According to the Matt Dawson article, Steve Borthwick is trapped because of Owen Farrell.

I wouldn’t jump to judgment right away if Scotland had defeated England. Overall, it was a respectable performance, but after that game, there is one thing that worries me and many England supporters.

By selecting Owen Farrell as his captain, new head coach Steve Borthwick has placed himself in a bind.

On Saturday, Farrell started at inside center, continuing his pairing with fly-half Marcus Smith. As was the case so frequently in 2022, the pair did not quite gel.

I don’t see how that midfield will be a strong enough threat moving ahead to compete at the highest level.

When you’re a fly-half playing with that level of ferocity against a stout Scottish defense, you want other players to be smashing it up and making the carries to open up space for your next wave of attack, which will involve you. Unfortunately, as a 12-year-old, Farrell lacks the necessary skills.

The issue is that, with Farrell as captain, it will make huge news if Borthwick experiments in that area and fires his skipper as a result.

It is unnecessary strain Borthwick has put on himself, and I don’t think anyone would have questioned it if he hadn’t made Farrell captain in the first place.

I am aware of how much Farrell contributes to the team. I just don’t know if we should ask him to play at 12 when he has been performing better for his team Saracens at 10.

A glance from Steve Borthwick to Owen Farrell
At Saracens, Steve Borthwick and Owen Farrell had played together.
Due to England’s ineffective 10 and 12, outside center Joe Marchant suffered on Saturday.

Marchant did not have enough room to take advantage of the opposition because no early gains were being achieved.

Joe Marchant would enter the game if you had either Farrell or Smith at 10 and more of a dominator at 12 who could distribute as a second idea as opposed to Farrell distributing at first thinking.

Borthwick might desire the feeling of having two 10s, but in order to break the gainline, you need ball-carriers.

To do it, you must look to your wingers or front pack. There was an imbalance and it is not exactly how England plays.
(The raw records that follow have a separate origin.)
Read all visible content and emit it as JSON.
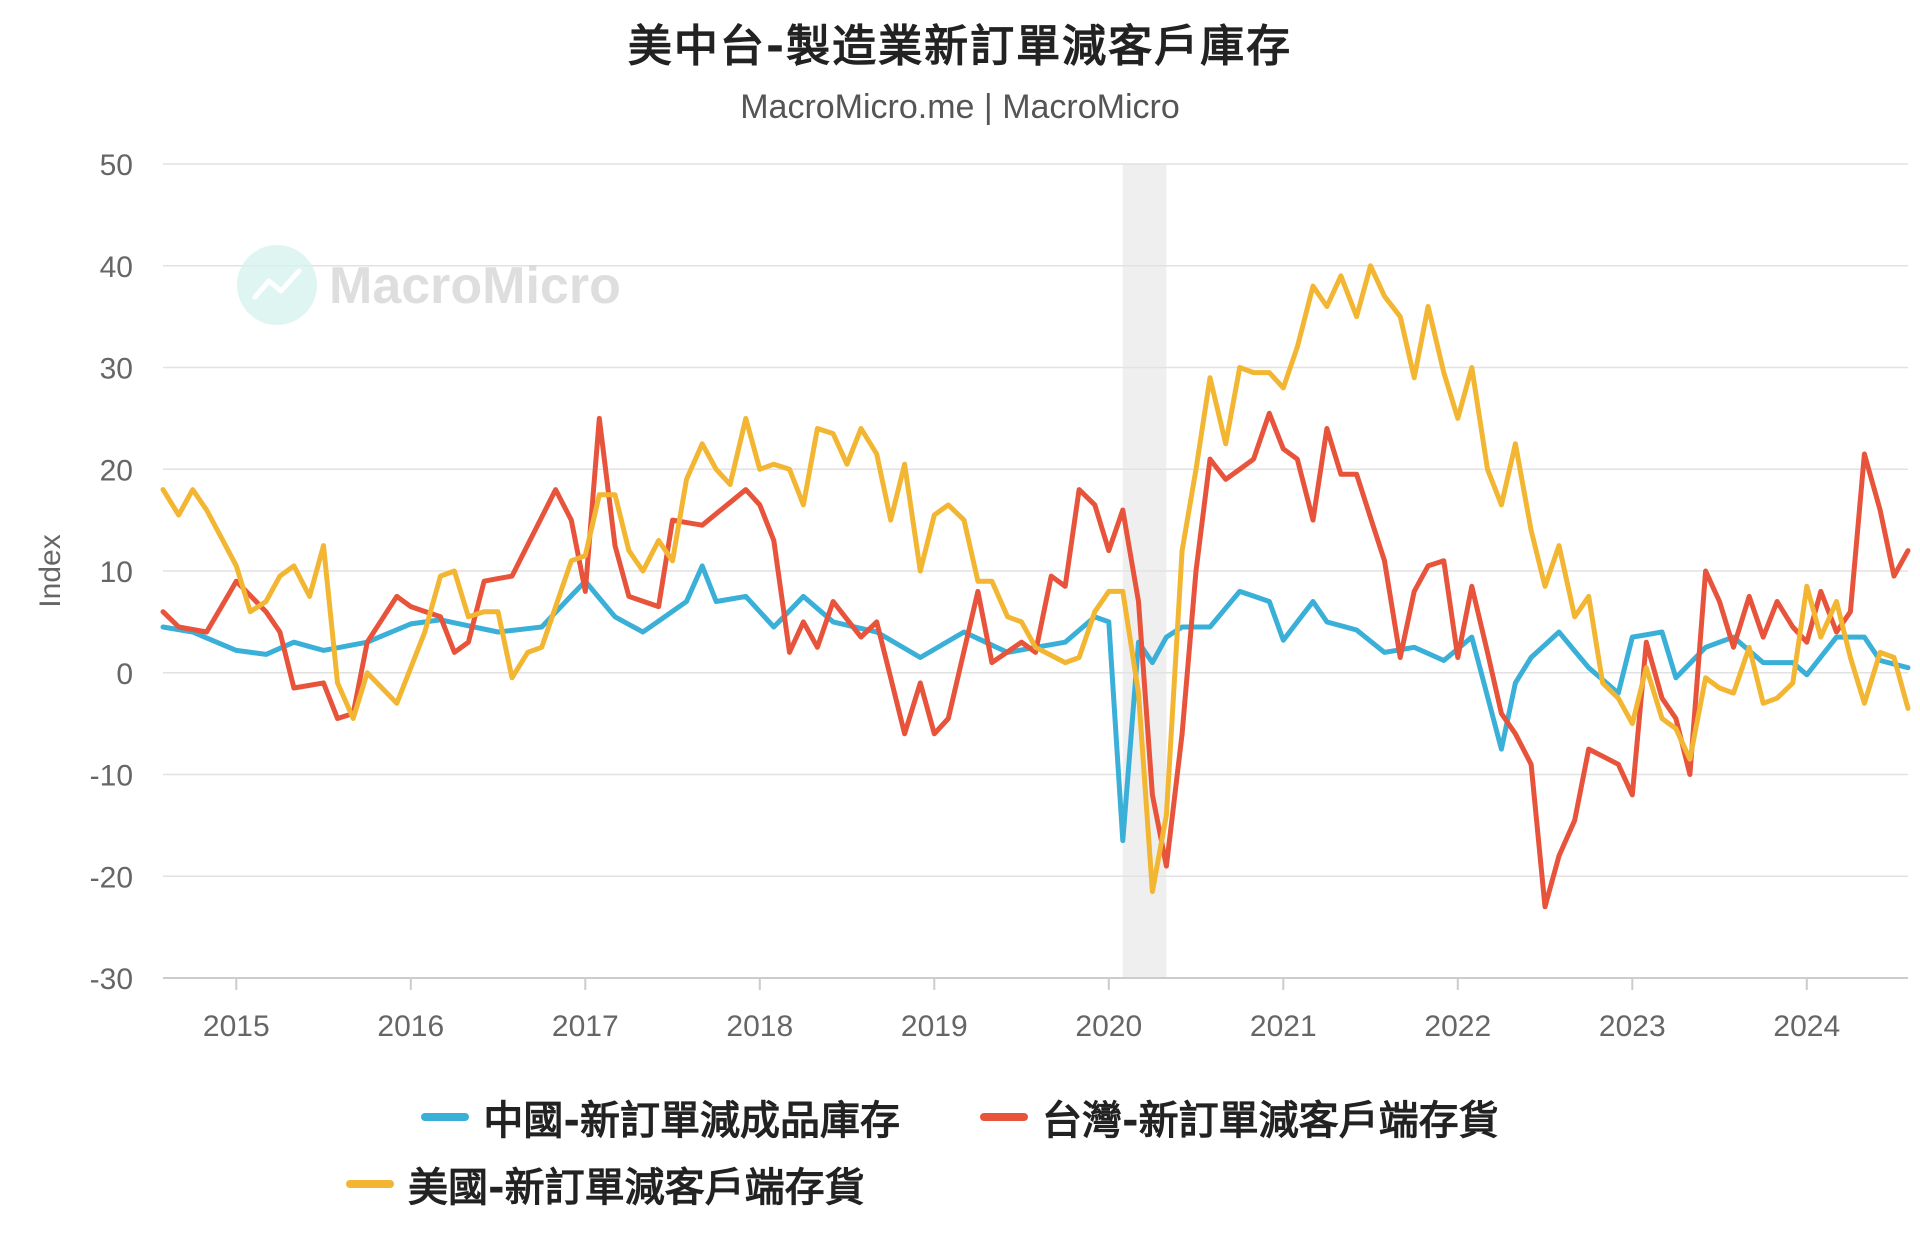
{
  "title": "美中台-製造業新訂單減客戶庫存",
  "subtitle": "MacroMicro.me | MacroMicro",
  "watermark": "MacroMicro",
  "colors": {
    "china": "#3ab0d8",
    "taiwan": "#e8533b",
    "usa": "#f2b632",
    "recession": "#efefef",
    "grid": "#e2e2e2"
  },
  "legend": {
    "china": "中國-新訂單減成品庫存",
    "taiwan": "台灣-新訂單減客戶端存貨",
    "usa": "美國-新訂單減客戶端存貨"
  },
  "chart_data": {
    "type": "line",
    "title": "美中台-製造業新訂單減客戶庫存",
    "ylabel": "Index",
    "ylim": [
      -30,
      50
    ],
    "yticks": [
      50,
      40,
      30,
      20,
      10,
      0,
      -10,
      -20,
      -30
    ],
    "xlim": [
      2014.58,
      2024.58
    ],
    "xticks": [
      "2015",
      "2016",
      "2017",
      "2018",
      "2019",
      "2020",
      "2021",
      "2022",
      "2023",
      "2024"
    ],
    "shaded_period": [
      2020.08,
      2020.33
    ],
    "grid": true,
    "legend_position": "bottom",
    "series": [
      {
        "name": "中國-新訂單減成品庫存",
        "color": "#3ab0d8",
        "anchors": [
          [
            2014.58,
            4.5
          ],
          [
            2014.75,
            4
          ],
          [
            2015.0,
            2.2
          ],
          [
            2015.17,
            1.8
          ],
          [
            2015.33,
            3
          ],
          [
            2015.5,
            2.2
          ],
          [
            2015.75,
            3
          ],
          [
            2016.0,
            4.8
          ],
          [
            2016.17,
            5.2
          ],
          [
            2016.5,
            4
          ],
          [
            2016.75,
            4.5
          ],
          [
            2017.0,
            9
          ],
          [
            2017.17,
            5.5
          ],
          [
            2017.33,
            4
          ],
          [
            2017.58,
            7
          ],
          [
            2017.67,
            10.5
          ],
          [
            2017.75,
            7
          ],
          [
            2017.92,
            7.5
          ],
          [
            2018.08,
            4.5
          ],
          [
            2018.25,
            7.5
          ],
          [
            2018.42,
            5
          ],
          [
            2018.67,
            4
          ],
          [
            2018.92,
            1.5
          ],
          [
            2019.17,
            4
          ],
          [
            2019.42,
            2
          ],
          [
            2019.58,
            2.5
          ],
          [
            2019.75,
            3
          ],
          [
            2019.92,
            5.5
          ],
          [
            2020.0,
            5
          ],
          [
            2020.08,
            -16.5
          ],
          [
            2020.17,
            3
          ],
          [
            2020.25,
            1
          ],
          [
            2020.33,
            3.5
          ],
          [
            2020.42,
            4.5
          ],
          [
            2020.58,
            4.5
          ],
          [
            2020.75,
            8
          ],
          [
            2020.92,
            7
          ],
          [
            2021.0,
            3.2
          ],
          [
            2021.17,
            7
          ],
          [
            2021.25,
            5
          ],
          [
            2021.42,
            4.2
          ],
          [
            2021.58,
            2
          ],
          [
            2021.75,
            2.5
          ],
          [
            2021.92,
            1.2
          ],
          [
            2022.08,
            3.5
          ],
          [
            2022.25,
            -7.5
          ],
          [
            2022.33,
            -1
          ],
          [
            2022.42,
            1.5
          ],
          [
            2022.58,
            4
          ],
          [
            2022.75,
            0.5
          ],
          [
            2022.92,
            -2
          ],
          [
            2023.0,
            3.5
          ],
          [
            2023.17,
            4
          ],
          [
            2023.25,
            -0.5
          ],
          [
            2023.42,
            2.5
          ],
          [
            2023.58,
            3.5
          ],
          [
            2023.75,
            1
          ],
          [
            2023.92,
            1
          ],
          [
            2024.0,
            -0.2
          ],
          [
            2024.17,
            3.5
          ],
          [
            2024.33,
            3.5
          ],
          [
            2024.42,
            1.2
          ],
          [
            2024.58,
            0.5
          ]
        ]
      },
      {
        "name": "台灣-新訂單減客戶端存貨",
        "color": "#e8533b",
        "anchors": [
          [
            2014.58,
            6
          ],
          [
            2014.67,
            4.5
          ],
          [
            2014.83,
            4
          ],
          [
            2015.0,
            9
          ],
          [
            2015.17,
            6
          ],
          [
            2015.25,
            4
          ],
          [
            2015.33,
            -1.5
          ],
          [
            2015.5,
            -1
          ],
          [
            2015.58,
            -4.5
          ],
          [
            2015.67,
            -4
          ],
          [
            2015.75,
            3
          ],
          [
            2015.92,
            7.5
          ],
          [
            2016.0,
            6.5
          ],
          [
            2016.17,
            5.5
          ],
          [
            2016.25,
            2
          ],
          [
            2016.33,
            3
          ],
          [
            2016.42,
            9
          ],
          [
            2016.58,
            9.5
          ],
          [
            2016.83,
            18
          ],
          [
            2016.92,
            15
          ],
          [
            2017.0,
            8
          ],
          [
            2017.08,
            25
          ],
          [
            2017.17,
            12.5
          ],
          [
            2017.25,
            7.5
          ],
          [
            2017.42,
            6.5
          ],
          [
            2017.5,
            15
          ],
          [
            2017.67,
            14.5
          ],
          [
            2017.92,
            18
          ],
          [
            2018.0,
            16.5
          ],
          [
            2018.08,
            13
          ],
          [
            2018.17,
            2
          ],
          [
            2018.25,
            5
          ],
          [
            2018.33,
            2.5
          ],
          [
            2018.42,
            7
          ],
          [
            2018.58,
            3.5
          ],
          [
            2018.67,
            5
          ],
          [
            2018.83,
            -6
          ],
          [
            2018.92,
            -1
          ],
          [
            2019.0,
            -6
          ],
          [
            2019.08,
            -4.5
          ],
          [
            2019.25,
            8
          ],
          [
            2019.33,
            1
          ],
          [
            2019.5,
            3
          ],
          [
            2019.58,
            2
          ],
          [
            2019.67,
            9.5
          ],
          [
            2019.75,
            8.5
          ],
          [
            2019.83,
            18
          ],
          [
            2019.92,
            16.5
          ],
          [
            2020.0,
            12
          ],
          [
            2020.08,
            16
          ],
          [
            2020.17,
            7
          ],
          [
            2020.25,
            -12
          ],
          [
            2020.33,
            -19
          ],
          [
            2020.42,
            -6
          ],
          [
            2020.5,
            10
          ],
          [
            2020.58,
            21
          ],
          [
            2020.67,
            19
          ],
          [
            2020.83,
            21
          ],
          [
            2020.92,
            25.5
          ],
          [
            2021.0,
            22
          ],
          [
            2021.08,
            21
          ],
          [
            2021.17,
            15
          ],
          [
            2021.25,
            24
          ],
          [
            2021.33,
            19.5
          ],
          [
            2021.42,
            19.5
          ],
          [
            2021.58,
            11
          ],
          [
            2021.67,
            1.5
          ],
          [
            2021.75,
            8
          ],
          [
            2021.83,
            10.5
          ],
          [
            2021.92,
            11
          ],
          [
            2022.0,
            1.5
          ],
          [
            2022.08,
            8.5
          ],
          [
            2022.17,
            2
          ],
          [
            2022.25,
            -4
          ],
          [
            2022.33,
            -6
          ],
          [
            2022.42,
            -9
          ],
          [
            2022.5,
            -23
          ],
          [
            2022.58,
            -18
          ],
          [
            2022.67,
            -14.5
          ],
          [
            2022.75,
            -7.5
          ],
          [
            2022.92,
            -9
          ],
          [
            2023.0,
            -12
          ],
          [
            2023.08,
            3
          ],
          [
            2023.17,
            -2.5
          ],
          [
            2023.25,
            -4.5
          ],
          [
            2023.33,
            -10
          ],
          [
            2023.42,
            10
          ],
          [
            2023.5,
            7
          ],
          [
            2023.58,
            2.5
          ],
          [
            2023.67,
            7.5
          ],
          [
            2023.75,
            3.5
          ],
          [
            2023.83,
            7
          ],
          [
            2023.92,
            4.5
          ],
          [
            2024.0,
            3
          ],
          [
            2024.08,
            8
          ],
          [
            2024.17,
            4
          ],
          [
            2024.25,
            6
          ],
          [
            2024.33,
            21.5
          ],
          [
            2024.42,
            16
          ],
          [
            2024.5,
            9.5
          ],
          [
            2024.58,
            12
          ]
        ]
      },
      {
        "name": "美國-新訂單減客戶端存貨",
        "color": "#f2b632",
        "anchors": [
          [
            2014.58,
            18
          ],
          [
            2014.67,
            15.5
          ],
          [
            2014.75,
            18
          ],
          [
            2014.83,
            16
          ],
          [
            2015.0,
            10.5
          ],
          [
            2015.08,
            6
          ],
          [
            2015.17,
            7
          ],
          [
            2015.25,
            9.5
          ],
          [
            2015.33,
            10.5
          ],
          [
            2015.42,
            7.5
          ],
          [
            2015.5,
            12.5
          ],
          [
            2015.58,
            -1
          ],
          [
            2015.67,
            -4.5
          ],
          [
            2015.75,
            0
          ],
          [
            2015.92,
            -3
          ],
          [
            2016.08,
            4
          ],
          [
            2016.17,
            9.5
          ],
          [
            2016.25,
            10
          ],
          [
            2016.33,
            5.5
          ],
          [
            2016.42,
            6
          ],
          [
            2016.5,
            6
          ],
          [
            2016.58,
            -0.5
          ],
          [
            2016.67,
            2
          ],
          [
            2016.75,
            2.5
          ],
          [
            2016.92,
            11
          ],
          [
            2017.0,
            11.5
          ],
          [
            2017.08,
            17.5
          ],
          [
            2017.17,
            17.5
          ],
          [
            2017.25,
            12
          ],
          [
            2017.33,
            10
          ],
          [
            2017.42,
            13
          ],
          [
            2017.5,
            11
          ],
          [
            2017.58,
            19
          ],
          [
            2017.67,
            22.5
          ],
          [
            2017.75,
            20
          ],
          [
            2017.83,
            18.5
          ],
          [
            2017.92,
            25
          ],
          [
            2018.0,
            20
          ],
          [
            2018.08,
            20.5
          ],
          [
            2018.17,
            20
          ],
          [
            2018.25,
            16.5
          ],
          [
            2018.33,
            24
          ],
          [
            2018.42,
            23.5
          ],
          [
            2018.5,
            20.5
          ],
          [
            2018.58,
            24
          ],
          [
            2018.67,
            21.5
          ],
          [
            2018.75,
            15
          ],
          [
            2018.83,
            20.5
          ],
          [
            2018.92,
            10
          ],
          [
            2019.0,
            15.5
          ],
          [
            2019.08,
            16.5
          ],
          [
            2019.17,
            15
          ],
          [
            2019.25,
            9
          ],
          [
            2019.33,
            9
          ],
          [
            2019.42,
            5.5
          ],
          [
            2019.5,
            5
          ],
          [
            2019.58,
            2.5
          ],
          [
            2019.75,
            1
          ],
          [
            2019.83,
            1.5
          ],
          [
            2019.92,
            6
          ],
          [
            2020.0,
            8
          ],
          [
            2020.08,
            8
          ],
          [
            2020.17,
            -2
          ],
          [
            2020.25,
            -21.5
          ],
          [
            2020.33,
            -14
          ],
          [
            2020.42,
            12
          ],
          [
            2020.5,
            20
          ],
          [
            2020.58,
            29
          ],
          [
            2020.67,
            22.5
          ],
          [
            2020.75,
            30
          ],
          [
            2020.83,
            29.5
          ],
          [
            2020.92,
            29.5
          ],
          [
            2021.0,
            28
          ],
          [
            2021.08,
            32
          ],
          [
            2021.17,
            38
          ],
          [
            2021.25,
            36
          ],
          [
            2021.33,
            39
          ],
          [
            2021.42,
            35
          ],
          [
            2021.5,
            40
          ],
          [
            2021.58,
            37
          ],
          [
            2021.67,
            35
          ],
          [
            2021.75,
            29
          ],
          [
            2021.83,
            36
          ],
          [
            2021.92,
            29.5
          ],
          [
            2022.0,
            25
          ],
          [
            2022.08,
            30
          ],
          [
            2022.17,
            20
          ],
          [
            2022.25,
            16.5
          ],
          [
            2022.33,
            22.5
          ],
          [
            2022.42,
            14
          ],
          [
            2022.5,
            8.5
          ],
          [
            2022.58,
            12.5
          ],
          [
            2022.67,
            5.5
          ],
          [
            2022.75,
            7.5
          ],
          [
            2022.83,
            -1
          ],
          [
            2022.92,
            -2.5
          ],
          [
            2023.0,
            -5
          ],
          [
            2023.08,
            0.5
          ],
          [
            2023.17,
            -4.5
          ],
          [
            2023.25,
            -5.5
          ],
          [
            2023.33,
            -8.5
          ],
          [
            2023.42,
            -0.5
          ],
          [
            2023.5,
            -1.5
          ],
          [
            2023.58,
            -2
          ],
          [
            2023.67,
            2.5
          ],
          [
            2023.75,
            -3
          ],
          [
            2023.83,
            -2.5
          ],
          [
            2023.92,
            -1
          ],
          [
            2024.0,
            8.5
          ],
          [
            2024.08,
            3.5
          ],
          [
            2024.17,
            7
          ],
          [
            2024.25,
            1.5
          ],
          [
            2024.33,
            -3
          ],
          [
            2024.42,
            2
          ],
          [
            2024.5,
            1.5
          ],
          [
            2024.58,
            -3.5
          ]
        ]
      }
    ]
  }
}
Perhaps we ought to give Manu Tuilagi or Ollie Lawrence a chance when they are 12 years old and see what results. On paper, I believe Smith, Tuilagi, and Marchant have a lot of potential.

Despite the painful loss, Borthwick believes that England is fighting for the future.
England did provide some clarification.
We did saw some clarity in England’s desired style of play, which is a plus. At the conclusion of Eddie Jones’ tenure as head coach, that was absent.

England desired to experience the phases. They would kick the ball far for a kick-chase if they were uncertain inside their own half.

On the occasion when Duhan van der Merwe scored, it obviously did not work, but generally speaking, their close-quarter defense looked quite sharp and well-drilled.

Scotland’s defense also appeared to be very strong. In the early stages of the game, there was never a moment when you believed England would prevail.

It was no problem for Ellis Genge, Kyle Sinckler, and Lewis Ludlam to take the ball up and make a few yards repeatedly to wear down the defense so they could take advantage of the broader channels.

It occasionally worked, but it has been established that it is insufficient to win important Test matches when the opposition has a robust arsenal.

England needs to learn how to win games.
The fourth area that England must address is a long-standing problem. To win a game, they must find it within themselves.

Instead of being a problem that Borthwick can fix, it might be more of an England issue. I believe it may simply be the way players are raised in the English system. It is not always coached like it once was.

In the second half, England led by eight points at one point. They appeared to be in charge, then all of a sudden they started to flee.

scrum-half for Scotland After Ben White scored a try, the situation considerably changed.

Simply said, it seems to be an English player trait that when they find themselves in winning situations, they lack the proper grasp of how to finish the game.

I would argue that this has been going on for well over a decade. It’s not like it’s a problem with the Stuart Lancaster, Eddie Jones, or even the Borthwick regimes.

England has played significant games that they ought to have won, particularly at Twickenham.

I know I’ve harped on about it a lot, but that is the kind of stuff that will really help the England team.

Thankfully, they will be able to continue their work with Borthwick in their upcoming game against Italy, which should be less difficult.

Add to it the injured players who will eventually make a comeback, like Courtney Lawes, Henry Slade, Elliot Daly, and Luke Cowan-Dickie. I predict that England will continue to advance.